Peristiwa ini menjadi sorotan publik setelah terungkap adanya surat pengaduan tulisan tangan yang dibuat korban sebelum meninggal. Surat tersebut berisi dugaan pelecehan seksual yang dialami Evia dan ditujukan kepada pimpinan fakultas.
Dalam surat bertanggal 16 Desember 2025 itu, Evia mengaku mengalami tindakan tidak pantas yang diduga dilakukan oleh seorang dosen berinisial DM. Ia memaparkan kronologi kejadian yang disebut terjadi beberapa hari sebelumnya, termasuk pengalaman yang membuatnya merasa terancam dan mengalami tekanan psikologis berat.
Korban menuliskan bahwa perlakuan tersebut menimbulkan rasa takut, trauma mendalam, serta perasaan tidak aman dalam menjalani aktivitas akademik. Surat pengaduan itu kini menjadi salah satu dokumen penting dalam penelusuran kasus ini.
Pihak keluarga Evia menyampaikan kecurigaan atas kondisi jenazah yang ditemukan, termasuk adanya lebam di tubuh korban. Keluarga meminta dilakukan pemeriksaan medis lebih lanjut untuk memastikan penyebab kematian secara menyeluruh. Mereka menilai tekanan mental yang dialami korban berpotensi berkontribusi terhadap tragedi tersebut.
Rektor Unima menyatakan keprihatinan mendalam atas peristiwa ini dan menegaskan komitmen kampus untuk membuka ruang penyelidikan secara transparan.
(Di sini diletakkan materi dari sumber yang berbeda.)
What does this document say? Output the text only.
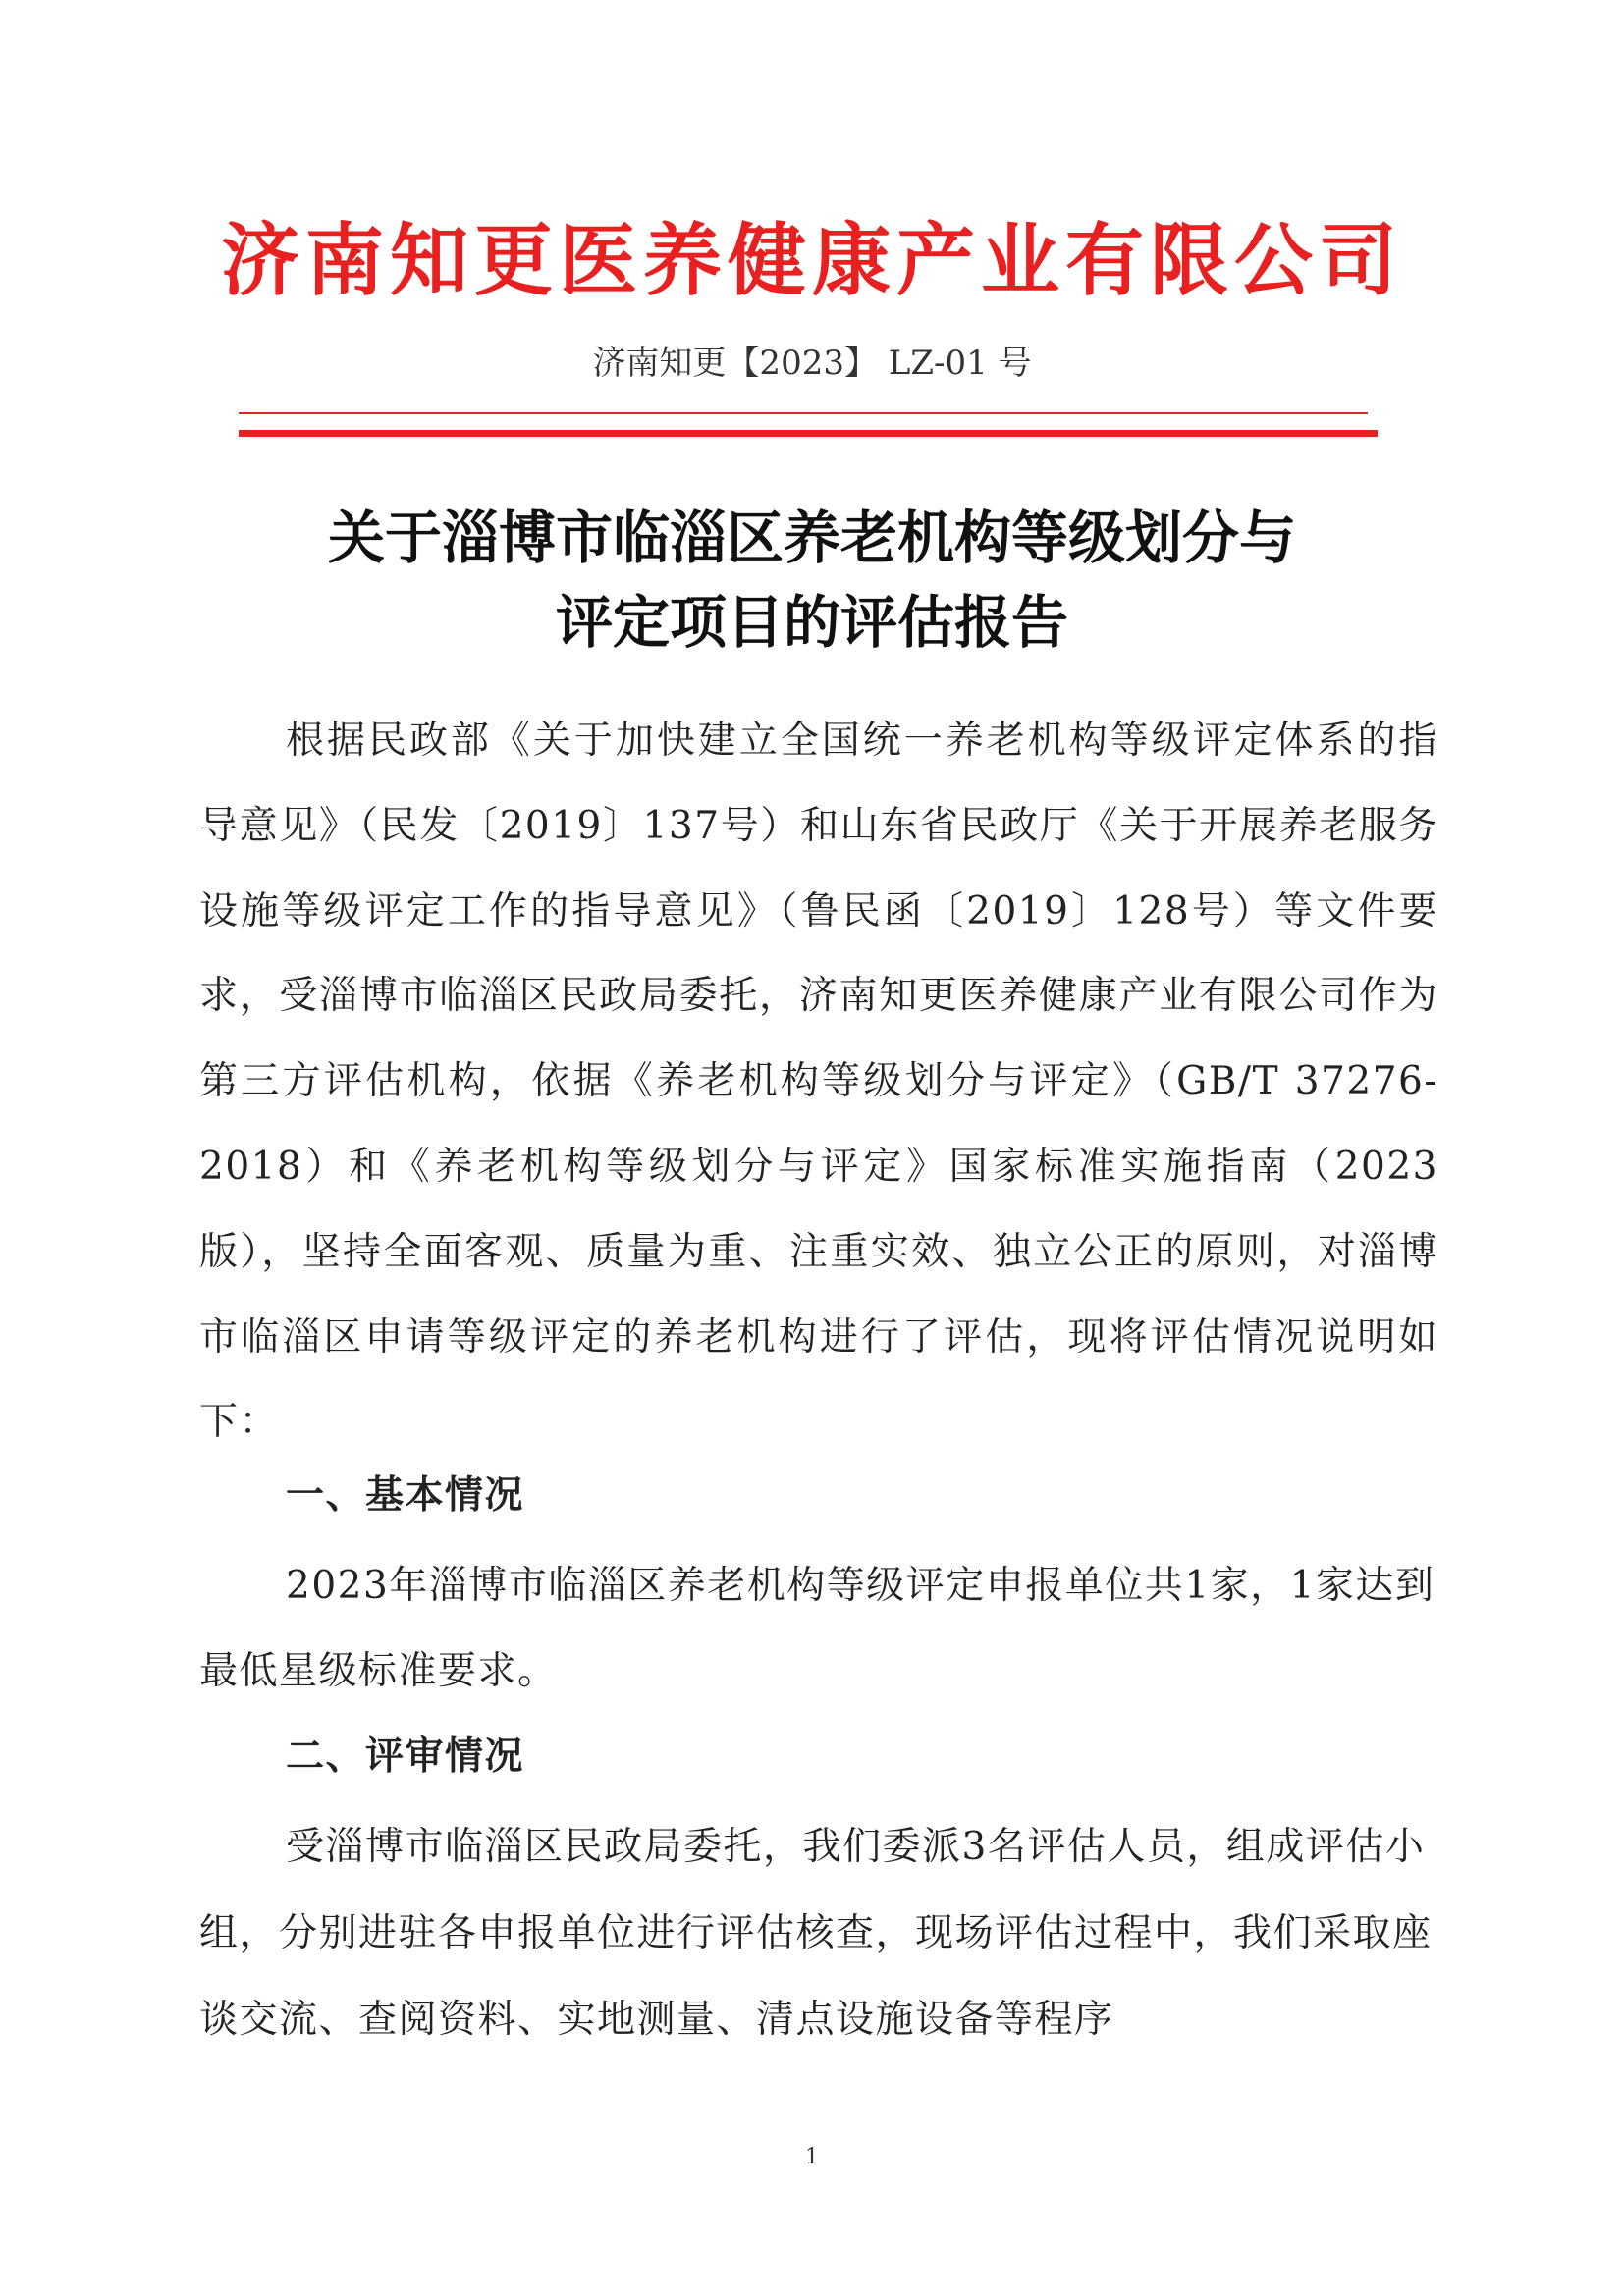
济南知更医养健康产业有限公司
济南知更【2023】 LZ-01 号
关于淄博市临淄区养老机构等级划分与
评定项目的评估报告
根据民政部《关于加快建立全国统一养老机构等级评定体系的指导意见》（民发〔2019〕137号）和山东省民政厅《关于开展养老服务设施等级评定工作的指导意见》（鲁民函〔2019〕128号）等文件要求，受淄博市临淄区民政局委托，济南知更医养健康产业有限公司作为第三方评估机构，依据《养老机构等级划分与评定》（GB/T 37276-2018）和《养老机构等级划分与评定》国家标准实施指南（2023版），坚持全面客观、质量为重、注重实效、独立公正的原则，对淄博市临淄区申请等级评定的养老机构进行了评估，现将评估情况说明如下：
一、基本情况
2023年淄博市临淄区养老机构等级评定申报单位共1家，1家达到最低星级标准要求。
二、评审情况
受淄博市临淄区民政局委托，我们委派3名评估人员，组成评估小组，分别进驻各申报单位进行评估核查，现场评估过程中，我们采取座谈交流、查阅资料、实地测量、清点设施设备等程序
1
Pihak universitas menyatakan siap bekerja sama dengan aparat penegak hukum serta melakukan pemeriksaan internal sesuai aturan yang berlaku.
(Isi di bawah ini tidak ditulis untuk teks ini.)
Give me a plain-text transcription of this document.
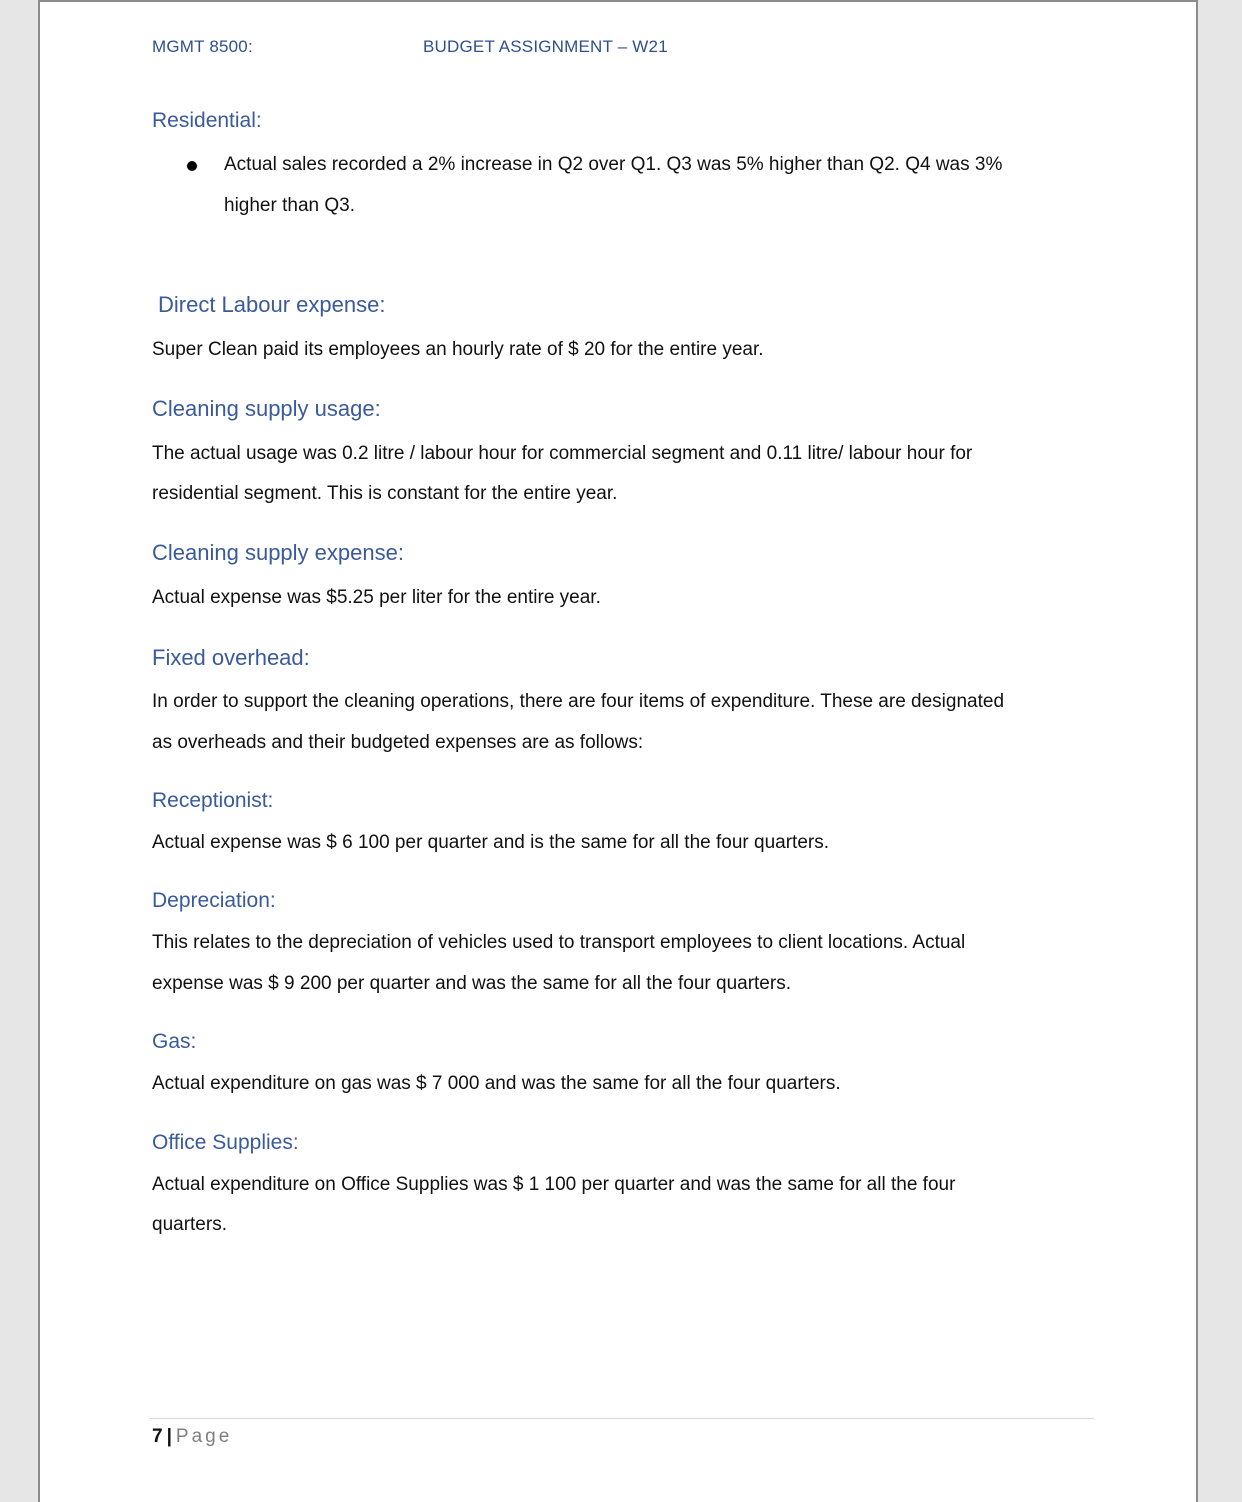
MGMT 8500:	BUDGET ASSIGNMENT – W21
Residential:
Actual sales recorded a 2% increase in Q2 over Q1. Q3 was 5% higher than Q2. Q4 was 3%
higher than Q3.
Direct Labour expense:
Super Clean paid its employees an hourly rate of $ 20 for the entire year.
Cleaning supply usage:
The actual usage was 0.2 litre / labour hour for commercial segment and 0.11 litre/ labour hour for
residential segment. This is constant for the entire year.
Cleaning supply expense:
Actual expense was $5.25 per liter for the entire year.
Fixed overhead:
In order to support the cleaning operations, there are four items of expenditure. These are designated
as overheads and their budgeted expenses are as follows:
Receptionist:
Actual expense was $ 6 100 per quarter and is the same for all the four quarters.
Depreciation:
This relates to the depreciation of vehicles used to transport employees to client locations. Actual
expense was $ 9 200 per quarter and was the same for all the four quarters.
Gas:
Actual expenditure on gas was $ 7 000 and was the same for all the four quarters.
Office Supplies:
Actual expenditure on Office Supplies was $ 1 100 per quarter and was the same for all the four
quarters.
7 | Page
Kasus ini dengan cepat menyebar di media sosial dan memicu reaksi keras dari mahasiswa serta masyarakat luas. Sejumlah aktivis mahasiswa mendesak adanya pengusutan tuntas, perlindungan terhadap korban kekerasan seksual di lingkungan kampus, serta pemberian sanksi tegas apabila dugaan tersebut terbukti.
Hingga kini, kepolisian masih melakukan penyelidikan untuk mengungkap rangkaian peristiwa yang menyebabkan kematian Evia. Surat pengaduan yang ditinggalkan korban disebut menjadi salah satu petunjuk penting dalam proses hukum yang tengah berjalan.